Militaris : Les doctrines militaires de la Seconde Guerre mondiale

 
Les membres du 442nd Groupe de transporteurs de troupes planifiant des missions en Europe pendant la Seconde Guerre mondiale - 442nd Fighter Wing

Les membres du 442nd Groupe de transporteurs de troupes planifiant des missions en Europe pendant la Seconde Guerre mondiale - 442nd Fighter Wing

 

Conflit extraordinairement prolixe, la Seconde Guerre mondiale a vu s’affronter de nombreuses conceptions doctrinaires antagonistes défendues par les différents belligérants et qui conditionnent aujourd’hui encore les différentes approches tactiques et stratégiques à travers le monde. De la fameuse blitzkrieg allemande aux opérations en profondeur soviétiques en passant par les manœuvres interarmes alliées, cette guerre de six ans fut une révolution conceptuelle à bien des niveaux.

Les legs de la Grande Guerre

Au terme de quatre années d’affrontements statiques, la Première Guerre mondiale accouche de différentes approches tactiques et stratégiques qui seront déterminantes pour comprendre les manœuvres du second conflit globalisé. Les Allemands d’une part ont mis au point différents stratagèmes de défense en profondeur et de troupes d’assaut de choc pour ébranler les lignes adverses tandis que les Alliés d’autre part se disputent sur le rôle à donner aux armes nouvelles.

Le Royaume-Uni voit dans le char d’assaut un soutien essentiel à la progression du fantassin lourd destiné à occuper et défendre le territoire conquis. La France, quant à elle, s’appuie sur une doctrine empirique qui repose sur une utilisation massive des moyens motorisés (avions, camions et chars) et une standardisation maximale pour une adaptation rapide, tant en défense qu’en attaque. Finalement, l’attaque allemande du printemps 1918 et la contre-offensive alliée qui suivit durant l’été feront triompher les idées françaises tant dans l’exécution que dans son appréhension intellectuelle, saignant à blanc l’armée du Kaiser jusqu’à un armistice.
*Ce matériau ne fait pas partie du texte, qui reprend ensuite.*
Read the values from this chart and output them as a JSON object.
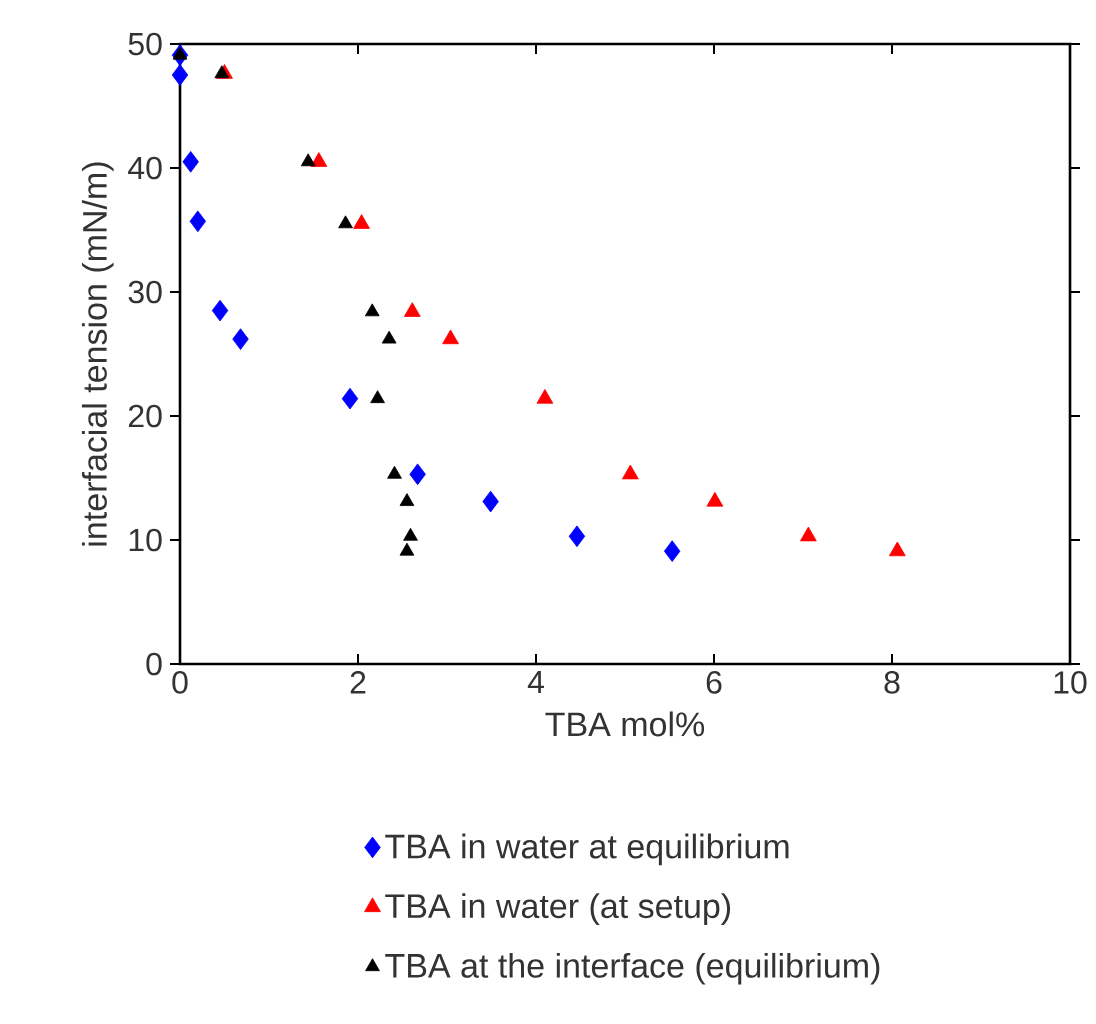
{
  "chart_data": {
    "type": "scatter",
    "xlabel": "TBA mol%",
    "ylabel": "interfacial tension (mN/m)",
    "xlim": [
      0,
      10
    ],
    "ylim": [
      0,
      50
    ],
    "xticks": [
      0,
      2,
      4,
      6,
      8,
      10
    ],
    "yticks": [
      0,
      10,
      20,
      30,
      40,
      50
    ],
    "grid": false,
    "legend": "bottom",
    "series": [
      {
        "name": "TBA in water at equilibrium",
        "color": "#0000ff",
        "marker": "diamond",
        "x": [
          0,
          0,
          0.12,
          0.2,
          0.45,
          0.68,
          1.91,
          2.67,
          3.49,
          4.46,
          5.53
        ],
        "values": [
          49.1,
          47.5,
          40.5,
          35.7,
          28.5,
          26.2,
          21.4,
          15.3,
          13.1,
          10.3,
          9.1
        ]
      },
      {
        "name": "TBA in water (at setup)",
        "color": "#ff0000",
        "marker": "triangle",
        "x": [
          0.5,
          1.56,
          2.04,
          2.61,
          3.04,
          4.1,
          5.06,
          6.01,
          7.06,
          8.06
        ],
        "values": [
          47.6,
          40.5,
          35.5,
          28.4,
          26.2,
          21.4,
          15.3,
          13.1,
          10.3,
          9.1
        ]
      },
      {
        "name": "TBA at the interface (equilibrium)",
        "color": "#000000",
        "marker": "triangle",
        "x": [
          0,
          0.47,
          1.44,
          1.86,
          2.16,
          2.35,
          2.22,
          2.41,
          2.55,
          2.59,
          2.55
        ],
        "values": [
          49.1,
          47.6,
          40.5,
          35.5,
          28.4,
          26.2,
          21.4,
          15.3,
          13.1,
          10.3,
          9.1
        ]
      }
    ]
  }
}
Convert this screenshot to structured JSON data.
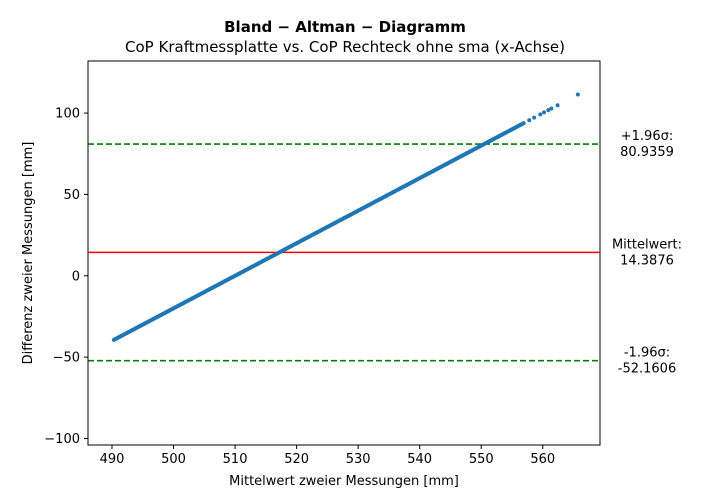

Pendant une décennie, la France était la référence militaire absolue, suscitant une admiration toute particulière pour son utilisation adéquate et massive des avions, camions et chars d’assaut. Toutefois, la paix et le statut de vainqueur aidant, la doctrine d’emploi se figea derrière des pensées politiques et le manque de main d’œuvre : la France était condamnée à la défensive, en témoigne la célèbre ligne Maginot. Les Britanniques, malgré des résultats opérationnels très décevants, imposèrent leurs vues stratégiques à savoir celle du fantassin et du char lourds. Le traumatisme des tranchées conditionna la pensée militaire.

À contrario, les vaincus de la Grande Guerre tentèrent d’en tirer au plus vite les leçons afin de préparer la deuxième manche dans cet « armistice de vingt ans » (Maréchal Foch). Ironie de l’Histoire, les anciens ennemis allemands et soviétiques œuvraient ensemble et secrètement pour approfondir la doctrine militaire française responsable de leurs échecs. Alors que la guerre menace, les deux pays affichent des stratégies novatrices et abouties.

Blitzkrieg : « guerre-éclair »

Le 1er septembre 1939, l’Allemagne envahit la Pologne. La Seconde Guerre mondiale commence moins de vingt ans après la fin de la Première. À la surprise générale, les Polonais sont écrasés avant la fin du mois. Face à la « meilleure armée du monde », les Allemands vont stupéfier la planète : la France tombe en six semaines ! Adolf Hitler nommera ces succès fulgurants blitzkrieg, la « guerre-éclair ».

Vaincus par une force motorisée supérieure, de nombreux officiers allemands vont approfondir la doctrine française de la Grande Guerre pour tirer pleinement partie des armes nouvelles. D’un point de vue tactique, il s’agit de briser le front à l’endroit où l’adversaire est le plus faible par une concentration (Schwerpunkt) de moyens humains et matériels. Soutenu par l’aviation et l’artillerie, l’assaut repose sur un « fer de lance blindé » mobile et léger. Une fois la brèche ouverte, l’infanterie motorisée doit occuper le terrain et réduire les nids de résistance au silence. Avec une bonne coordination, ce qui implique une utilisation massive de la radio, la progression peut atteindre jusqu’à 60 kilomètres par jour. Prompte aux encerclements, cette doctrine vise l’anéantissement de l’armée adverse par sa neutralisation et sa capture à l’image de la poche de Dunkerque contre les Franco-Britanniques ou l’opération Barbarossa contre les Soviétiques.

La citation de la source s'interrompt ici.